The Mahabharata is one of the greatest epics from ancient India, and when this text was adapted into a TV series in the late 1980s, the role of Yudhisthira (the eldest among the Pandavas) was played by Gajendra Chauhan. The actor then slipped into relative obscurity, until last year, when the NDA government appointed him as the chairperson of the Film and Television Institute of India (FTII), sparking protests by students at the institute and major controversy outside the campus. If you see the common thread in most of the criticism directed against Mr. Chauhan, it was that he was a "lightweight" candidate. There were barely any comments on his administration abilities, but plenty was said about him not being a leading light of Indian cinema. Regardless of whether his appointment was right or wrong, it seems a bit unfair to use evaluation parameters which may not be fully relevant. History is replete with examples of high-profile guys failing and low-profile ones succeeding. Remember a certain P V Narasimha Rao in 1991?
History is replete with examples of high-profile guys failing and low-profile ones succeeding. Remember a certain P V Narasimha Rao in 1991?

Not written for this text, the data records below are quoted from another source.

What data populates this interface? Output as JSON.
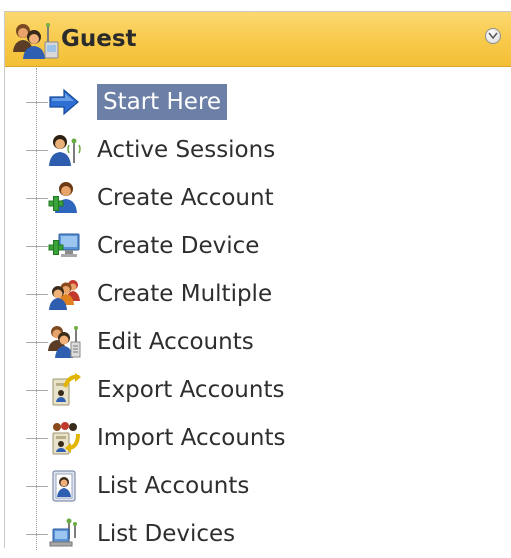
{
  "panel": {
    "title": "Guest",
    "header_icon": "guest-users-icon",
    "collapse_icon": "chevron-circle-icon"
  },
  "colors": {
    "header": "#f8c94a",
    "selected_bg": "#6c7fa6",
    "selected_text": "#ffffff"
  },
  "items": [
    {
      "label": "Start Here",
      "icon": "arrow-right-icon",
      "selected": true
    },
    {
      "label": "Active Sessions",
      "icon": "session-user-icon",
      "selected": false
    },
    {
      "label": "Create Account",
      "icon": "add-user-icon",
      "selected": false
    },
    {
      "label": "Create Device",
      "icon": "add-device-icon",
      "selected": false
    },
    {
      "label": "Create Multiple",
      "icon": "multiple-users-icon",
      "selected": false
    },
    {
      "label": "Edit Accounts",
      "icon": "edit-users-icon",
      "selected": false
    },
    {
      "label": "Export Accounts",
      "icon": "export-icon",
      "selected": false
    },
    {
      "label": "Import Accounts",
      "icon": "import-icon",
      "selected": false
    },
    {
      "label": "List Accounts",
      "icon": "list-accounts-icon",
      "selected": false
    },
    {
      "label": "List Devices",
      "icon": "list-devices-icon",
      "selected": false
    }
  ]
}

Among the towering figures from the Second World War, three generals always had a very special place in the chronicles of military history -- Field Marshal Bernard Montgomery (Monty) of Britain, Erwin Rommel of Germany and George S Patton of USA. Certainly, Rommel had a "larger than life" profile and he was seen as a hero not just in Germany but among the soldiers of the allied forces too. Patton was the most flamboyant and also an instinctive leader of soldiers... but if you do a very cold analysis, Monty was no less effective; in fact, it may even be argued that he was the most effective of the three. Yet, as history shows us, the generations that came afterwards always held a greater fascination for Rommel or Patton than for Monty. It is a reality that some people get more credit and appreciation for the same kind of work than many others who may not be so lucky.
Now, to come to Mr. Raghuram Rajan. A lot has been written about his departure, and you can only be surprised at how this rather boring job (RBI governor) has generated so much interest among the public and in the media. Many people are upset that he didn't get a second term because he did a very good job overall. Also, his legacy is much more important from the standpoint of his efforts in addressing the NPA issues Indian Banks are facing, though his performance on currency stability and inflation control was also above par. However, despite whatever people say, I don't really think that the government interfered in his job and didn't allow him to function independently. At times, he took a stand which was not liked by the powers that be but the responsible functionaries in the government accepted those decisions of Mr Rajan with grace. However, the reaction to his views on general issues was mixed. Not all would agree, but Rajan breached his brief when he talked about issues like intolerance and other politically sensitive subjects.
The RBI as an institution is much larger than an individual.
While he had a right to express his opinions, the fact is he was not an expert on those matters and his view was formed more by what the media highlights rather than a deep and direct understanding of ground reality. He simply should not have done that. It is also possible that he didn't really want a second term. Otherwise, he would have been more careful with his words. Why do I say this? He did a great job but he may not have done better in his second term and perhaps he wanted to leave on a high (many second-term performances have been remarkably less stellar - for example, Indira Gandhi, Manmohan Singh, many US presidents). Also, another possibility is that he was not sure if he would be given another term and thought that it is better to sign off than to wait for a government decision.
No doubt, Rajan did a great job but many of our earlier RBI governors were no puppets. They may have had a much lower public profile than Rajan, who had rock-star status. But, they didn't simply toe the government line always. Again, my assessment is that Rajan did great but it is also true that his profile was much larger than his work -- in direct contrast to earlier RBI governors. So, I am not excessively worried. Yes, the RBI governor is a political appointment but as long as the next person is reasonably capable, I think that all will be fine. The RBI as an institution is much larger than an individual. It's true that individuals together constitute the core of an institution, but great institutions shouldn't rely completely on one person. They should continue to function properly and correctly under a new leader, unless that person is a complete disaster. Let's hope that the government is not too adventurous with this posting at least.